SUNDERMEYER: Also es ist bei uns eigentlich gang und gäbe. Wenn die Leute fragen, wie schmeckt das, dann wird nicht geantwortet, dann wird quergeschnitten und gesagt: Hier! Aber zu dem Saft: Wir hatten Hagel. Und das eine Jahr war sogar so schlimm, da hatten wir so Durchschläge und Schäden bei über 80 Prozent. Durch die Schale durch. Durch das Blatt durch. Die Stämme waren richtig in der Rinde verletzt. Die Verkaufshütte, die wir da stehen haben, ist 500 Meter übers Feld geflogen. So ein Sturm war das damals. Und da haben wir gesagt, was machen wir jetzt? Entweder wir schmeißen alles weg oder wir überlegen uns was. Und da haben uns die Österreicher eine kleine kompakte Mosterei angeboten. Und so haben wir mit dieser Mostereisache angefangen und sind auf die Bauernmärkte gegangen und haben da gemostet und zum Probieren angeboten. Und jetzt ist es so, dass die Leute im Herbst ihre eigenen Sachen bringen. Und das hat sich gut entwickelt. Hat aber fünf oder sechs Jahre gedauert, um dahin zu kommen, dass die Leute sagen: Aha.


Saftige Brombeeren

FRISCH: Most, auch vergoren?
SUNDERMEYER: Nein, nein, das mögen die Leute hier nicht. Also so Moscht, da sind die hier nicht für. Nur richtiger Saft.

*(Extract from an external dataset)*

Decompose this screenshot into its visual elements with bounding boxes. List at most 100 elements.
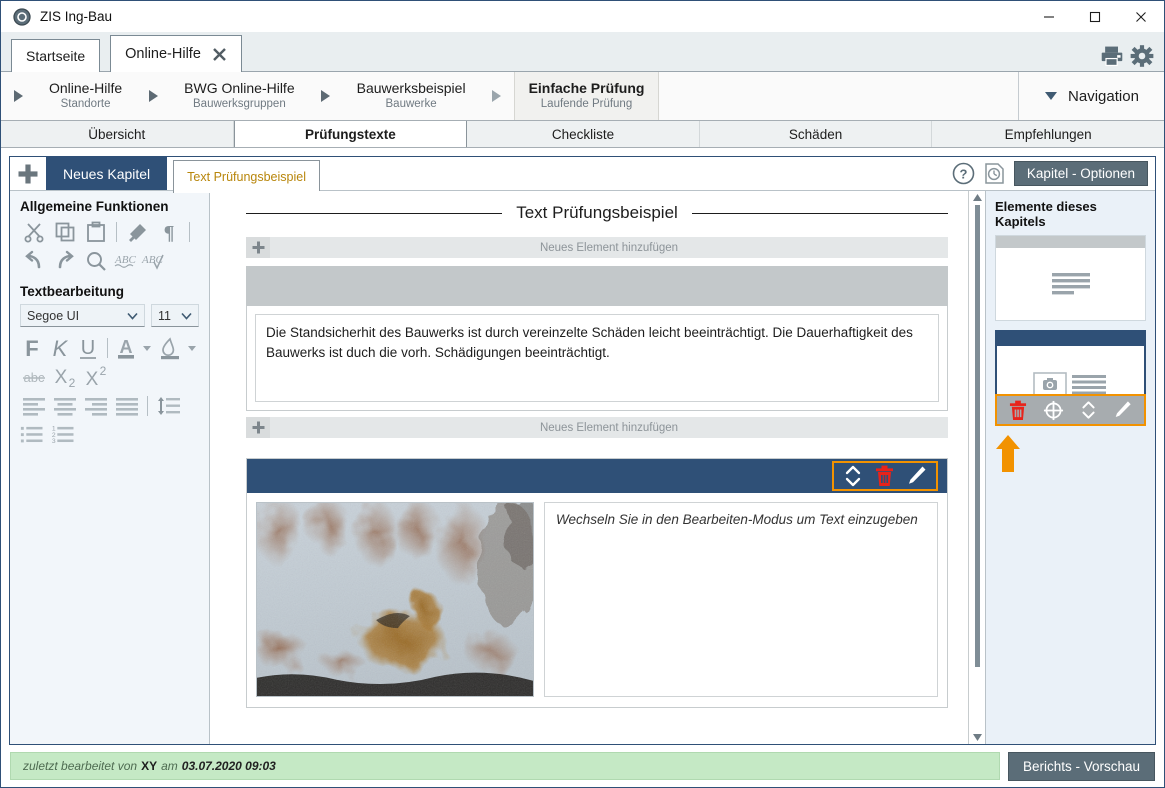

FRISCH: Aber Obstwein hat hier eine Tradition mit den ganzen Obstweinschänken? Die Krehla am Moritzberg und die Lechstedter Obstweinschänke …
SUNDERMEYER: Auch nicht. Das ist eigentlich schon wieder vorbei. Das war in den fünfziger, sechziger Jahren.
LEMME: Weil man weiß, dass man davon einen dicken Kopf kriegt.
FRISCH: Das heißt, hier gibt es eigentlich nur Bier.
LEMME: Ja. Vielleicht macht das auch die Menschen ein bisschen dumpf.